Say hello to America's Megabot Mark II and Japan's Kuratas. Actually, don't. Just in case you manage to upset them with your insolence.

The robot battle saga began earlier this month with Megabots - a US robotics company straight out of a sci-fi nerd's wet dream. Megabots just completed the Megabot Mark II - "America's first fully-functional giant piloted robot". And even as it was birthed, probably in a furnace of hellfire and brimstone, its creators were looking for things to destroy. Because why else would you build a gigantic mechanised war-beast with guns that shoot 3-pound paintballs at 100 mph?

I'm not just speculating either. Megabots has possibly the coolest corporate tagline in the world - "The future of sports - giant fighting robots". I'm assuming it was their investment pitch too (I'm already sold).

So what transpired next was only natural. In lieu of sparring partners in the US (Arnie was busy promoting Terminator: Genisys), they settled on one in Japan. And declared war:

Filled with American flags, patriotic music and shots of cars being wrecked by the Mark II, one wouldn't expect anyone to take them seriously. But when you build a 12,000-pound behemoth that belongs in a heavy metal video, you've earned the right to be taken seriously. Their intended victims think so too.

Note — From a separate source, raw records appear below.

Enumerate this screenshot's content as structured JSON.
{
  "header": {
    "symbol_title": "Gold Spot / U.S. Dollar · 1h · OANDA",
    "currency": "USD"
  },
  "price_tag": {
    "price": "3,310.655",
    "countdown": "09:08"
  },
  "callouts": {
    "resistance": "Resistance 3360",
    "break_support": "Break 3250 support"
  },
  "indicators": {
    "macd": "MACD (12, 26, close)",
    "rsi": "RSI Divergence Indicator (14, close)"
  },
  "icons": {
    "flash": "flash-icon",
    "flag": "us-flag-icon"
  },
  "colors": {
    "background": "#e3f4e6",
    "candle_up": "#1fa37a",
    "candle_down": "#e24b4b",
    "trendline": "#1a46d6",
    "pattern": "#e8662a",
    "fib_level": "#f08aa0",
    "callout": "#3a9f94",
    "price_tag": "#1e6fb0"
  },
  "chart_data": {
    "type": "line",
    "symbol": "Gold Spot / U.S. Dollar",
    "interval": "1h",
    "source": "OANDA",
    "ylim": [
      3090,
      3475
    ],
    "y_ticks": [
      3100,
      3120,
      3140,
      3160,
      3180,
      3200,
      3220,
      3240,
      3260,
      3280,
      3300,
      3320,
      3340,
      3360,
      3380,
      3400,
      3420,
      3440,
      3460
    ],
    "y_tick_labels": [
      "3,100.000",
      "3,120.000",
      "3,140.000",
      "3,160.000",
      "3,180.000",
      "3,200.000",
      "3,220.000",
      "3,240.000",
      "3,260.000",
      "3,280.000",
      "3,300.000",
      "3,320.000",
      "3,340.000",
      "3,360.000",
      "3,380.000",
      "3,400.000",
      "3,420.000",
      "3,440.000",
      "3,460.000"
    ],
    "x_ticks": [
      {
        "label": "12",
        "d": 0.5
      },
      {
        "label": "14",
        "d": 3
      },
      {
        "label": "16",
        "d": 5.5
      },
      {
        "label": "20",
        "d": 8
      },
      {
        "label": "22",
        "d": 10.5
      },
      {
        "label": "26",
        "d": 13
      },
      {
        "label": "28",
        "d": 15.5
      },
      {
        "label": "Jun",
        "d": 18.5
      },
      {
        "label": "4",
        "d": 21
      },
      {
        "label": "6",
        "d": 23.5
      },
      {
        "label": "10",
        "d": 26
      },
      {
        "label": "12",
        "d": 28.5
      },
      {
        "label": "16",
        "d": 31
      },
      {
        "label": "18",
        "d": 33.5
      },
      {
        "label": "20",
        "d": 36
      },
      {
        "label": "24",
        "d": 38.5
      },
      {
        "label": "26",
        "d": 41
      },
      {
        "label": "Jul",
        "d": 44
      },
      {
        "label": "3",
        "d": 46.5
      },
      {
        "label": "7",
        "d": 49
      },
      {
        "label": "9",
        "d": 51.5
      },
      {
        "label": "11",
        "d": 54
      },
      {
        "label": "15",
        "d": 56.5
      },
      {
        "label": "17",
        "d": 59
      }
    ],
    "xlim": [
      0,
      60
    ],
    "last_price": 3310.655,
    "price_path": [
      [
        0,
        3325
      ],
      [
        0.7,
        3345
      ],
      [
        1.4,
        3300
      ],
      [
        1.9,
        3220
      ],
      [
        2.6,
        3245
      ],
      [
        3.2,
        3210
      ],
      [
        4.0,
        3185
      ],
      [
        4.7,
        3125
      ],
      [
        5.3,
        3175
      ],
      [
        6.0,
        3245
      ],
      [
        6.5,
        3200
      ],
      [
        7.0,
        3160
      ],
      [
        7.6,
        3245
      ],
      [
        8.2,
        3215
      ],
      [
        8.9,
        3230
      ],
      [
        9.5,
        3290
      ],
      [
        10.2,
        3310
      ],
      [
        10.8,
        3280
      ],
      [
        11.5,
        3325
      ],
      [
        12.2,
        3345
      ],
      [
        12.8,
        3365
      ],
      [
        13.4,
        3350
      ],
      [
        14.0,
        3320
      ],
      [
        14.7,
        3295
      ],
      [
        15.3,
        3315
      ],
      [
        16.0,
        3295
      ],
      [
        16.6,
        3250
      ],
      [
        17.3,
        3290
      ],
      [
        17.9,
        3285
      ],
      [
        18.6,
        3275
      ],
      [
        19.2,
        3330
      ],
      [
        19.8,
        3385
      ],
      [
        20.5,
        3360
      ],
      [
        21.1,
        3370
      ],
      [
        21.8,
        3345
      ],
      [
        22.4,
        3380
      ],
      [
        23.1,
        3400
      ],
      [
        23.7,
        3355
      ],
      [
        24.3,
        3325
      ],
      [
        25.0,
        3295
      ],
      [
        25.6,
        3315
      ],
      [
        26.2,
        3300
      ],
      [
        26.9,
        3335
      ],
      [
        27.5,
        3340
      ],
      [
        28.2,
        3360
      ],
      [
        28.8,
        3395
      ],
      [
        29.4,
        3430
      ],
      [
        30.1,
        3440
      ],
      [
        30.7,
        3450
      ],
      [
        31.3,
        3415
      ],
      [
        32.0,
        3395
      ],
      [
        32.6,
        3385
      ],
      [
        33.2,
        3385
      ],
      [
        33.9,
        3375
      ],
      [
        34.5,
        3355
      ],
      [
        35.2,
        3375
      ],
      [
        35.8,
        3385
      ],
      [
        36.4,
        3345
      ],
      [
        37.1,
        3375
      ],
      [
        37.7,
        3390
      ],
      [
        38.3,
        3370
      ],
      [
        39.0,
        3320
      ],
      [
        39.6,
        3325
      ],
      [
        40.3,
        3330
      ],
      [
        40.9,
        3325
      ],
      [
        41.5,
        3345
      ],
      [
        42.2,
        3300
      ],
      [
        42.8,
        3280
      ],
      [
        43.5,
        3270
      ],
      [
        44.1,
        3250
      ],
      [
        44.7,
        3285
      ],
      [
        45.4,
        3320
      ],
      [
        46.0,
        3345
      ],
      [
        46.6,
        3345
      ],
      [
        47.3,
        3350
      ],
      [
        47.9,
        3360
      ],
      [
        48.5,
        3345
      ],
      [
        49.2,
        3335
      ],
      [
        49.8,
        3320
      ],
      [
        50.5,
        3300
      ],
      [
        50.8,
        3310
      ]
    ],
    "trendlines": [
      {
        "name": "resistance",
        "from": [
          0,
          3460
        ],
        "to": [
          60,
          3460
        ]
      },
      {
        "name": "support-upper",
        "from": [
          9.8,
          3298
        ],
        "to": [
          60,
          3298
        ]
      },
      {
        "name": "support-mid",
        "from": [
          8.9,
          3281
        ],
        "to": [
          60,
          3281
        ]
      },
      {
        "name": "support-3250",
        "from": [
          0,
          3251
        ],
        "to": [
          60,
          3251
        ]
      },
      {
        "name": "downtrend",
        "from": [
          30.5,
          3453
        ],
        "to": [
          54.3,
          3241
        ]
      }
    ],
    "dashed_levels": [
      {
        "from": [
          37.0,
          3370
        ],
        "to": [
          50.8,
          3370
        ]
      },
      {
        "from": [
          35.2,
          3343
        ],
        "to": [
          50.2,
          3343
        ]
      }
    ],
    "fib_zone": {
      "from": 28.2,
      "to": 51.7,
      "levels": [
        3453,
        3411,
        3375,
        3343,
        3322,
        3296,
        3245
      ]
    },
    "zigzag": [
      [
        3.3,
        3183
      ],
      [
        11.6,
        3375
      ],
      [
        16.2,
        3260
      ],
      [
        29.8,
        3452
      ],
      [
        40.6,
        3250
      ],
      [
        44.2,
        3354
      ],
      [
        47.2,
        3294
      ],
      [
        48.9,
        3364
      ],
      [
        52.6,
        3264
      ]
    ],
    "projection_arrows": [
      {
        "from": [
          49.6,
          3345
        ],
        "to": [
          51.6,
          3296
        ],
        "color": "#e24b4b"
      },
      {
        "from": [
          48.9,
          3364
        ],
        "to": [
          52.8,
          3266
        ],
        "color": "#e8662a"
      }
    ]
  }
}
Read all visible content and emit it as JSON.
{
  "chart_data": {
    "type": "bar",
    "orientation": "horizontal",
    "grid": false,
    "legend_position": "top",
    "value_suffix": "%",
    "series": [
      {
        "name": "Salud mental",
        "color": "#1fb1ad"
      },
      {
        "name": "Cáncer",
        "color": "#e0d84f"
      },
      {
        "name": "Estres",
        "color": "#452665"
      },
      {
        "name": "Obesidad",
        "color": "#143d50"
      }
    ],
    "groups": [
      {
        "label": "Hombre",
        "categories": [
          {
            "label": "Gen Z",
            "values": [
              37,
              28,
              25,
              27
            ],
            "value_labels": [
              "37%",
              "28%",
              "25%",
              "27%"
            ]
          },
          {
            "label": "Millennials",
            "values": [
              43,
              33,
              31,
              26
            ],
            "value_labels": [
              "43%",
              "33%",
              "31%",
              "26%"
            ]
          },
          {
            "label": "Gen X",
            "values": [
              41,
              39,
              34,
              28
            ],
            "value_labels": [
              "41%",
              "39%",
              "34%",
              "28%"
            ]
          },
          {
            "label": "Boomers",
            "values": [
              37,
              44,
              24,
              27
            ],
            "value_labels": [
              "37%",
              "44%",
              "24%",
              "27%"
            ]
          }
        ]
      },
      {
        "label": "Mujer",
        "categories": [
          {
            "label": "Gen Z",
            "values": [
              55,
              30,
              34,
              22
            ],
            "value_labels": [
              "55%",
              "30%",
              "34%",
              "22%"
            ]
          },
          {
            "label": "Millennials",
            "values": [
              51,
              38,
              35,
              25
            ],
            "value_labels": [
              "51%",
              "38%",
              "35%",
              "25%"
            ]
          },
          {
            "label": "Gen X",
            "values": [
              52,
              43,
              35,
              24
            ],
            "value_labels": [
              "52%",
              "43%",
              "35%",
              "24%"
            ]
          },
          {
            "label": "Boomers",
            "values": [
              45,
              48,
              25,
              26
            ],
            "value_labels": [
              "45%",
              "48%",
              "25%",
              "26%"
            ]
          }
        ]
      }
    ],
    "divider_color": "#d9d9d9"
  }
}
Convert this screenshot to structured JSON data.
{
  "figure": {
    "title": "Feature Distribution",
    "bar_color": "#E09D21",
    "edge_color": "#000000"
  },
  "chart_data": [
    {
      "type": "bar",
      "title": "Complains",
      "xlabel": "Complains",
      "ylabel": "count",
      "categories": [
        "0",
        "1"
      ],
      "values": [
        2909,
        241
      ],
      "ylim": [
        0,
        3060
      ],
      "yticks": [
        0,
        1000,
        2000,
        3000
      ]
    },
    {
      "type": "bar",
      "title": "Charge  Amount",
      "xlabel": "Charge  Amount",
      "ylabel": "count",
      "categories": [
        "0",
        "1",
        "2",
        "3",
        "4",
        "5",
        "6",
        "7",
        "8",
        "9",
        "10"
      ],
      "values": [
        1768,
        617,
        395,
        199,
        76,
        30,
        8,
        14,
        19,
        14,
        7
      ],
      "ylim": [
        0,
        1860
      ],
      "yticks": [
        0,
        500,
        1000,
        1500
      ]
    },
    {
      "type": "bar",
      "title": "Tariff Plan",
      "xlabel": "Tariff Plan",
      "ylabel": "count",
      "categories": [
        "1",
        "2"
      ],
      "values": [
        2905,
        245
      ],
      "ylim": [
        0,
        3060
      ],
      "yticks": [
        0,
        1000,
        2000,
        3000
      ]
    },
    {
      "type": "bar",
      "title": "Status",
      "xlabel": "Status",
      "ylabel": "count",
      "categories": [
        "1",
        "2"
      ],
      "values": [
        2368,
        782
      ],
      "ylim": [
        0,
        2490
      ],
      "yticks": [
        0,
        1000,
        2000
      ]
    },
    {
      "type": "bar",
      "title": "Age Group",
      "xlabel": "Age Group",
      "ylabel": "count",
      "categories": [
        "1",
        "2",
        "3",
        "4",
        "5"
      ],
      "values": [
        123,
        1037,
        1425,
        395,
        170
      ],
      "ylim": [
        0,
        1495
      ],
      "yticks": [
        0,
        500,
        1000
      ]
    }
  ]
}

If the Mark II is America's first giant piloted robot, Suidobashi Heavy Industries' Kuratas is the world's first. Unveiled as early as 2012, the Kuratas is a pilotable 9,900-pound leviathan with arm mounted mini-guns, missile launchers and the works.

Why else would you build a gigantic mechanised war-beast with guns that shoot 3-pound paintballs at 100 mph?

Unlike the Mark II though, Suidobashi terms the Kuratas an 'art piece' and, if you have $1.5 million lying around, you could order one for yourself. But thanks to Megabots' appetite for destruction, that's all about to change. On 5 July 2015, Suidobashi's CEO (and the creator of Kuratas) released his response to Megabots' challenge:

In the off-hand and nonchalant manner only a Japanese person can manage when talking about two hulking combat-ready beasts, he accepted Megabots' challenge.

But with a rider. Hand-to-hand combat. A large part of my soul died with that stipulation. The rest of me survives safe in the knowledge that I will one day get to see a robot punch another robot. In the face. (That, after all, is the dream. If Martin Luther King had a more vivid imagination, his speech would've revolved solely around this.)

Sadly, Megabots' challenge isn't an immediate one. It's for next year. The upside though is that both teams have a whole year to prepare and modify their robots, so things can only get better. With American excess and Japanese creativity, that sounds like a recipe for success. Now to sit back and wait for the actual date to be announced. Hopefully Skynet doesn't become active first.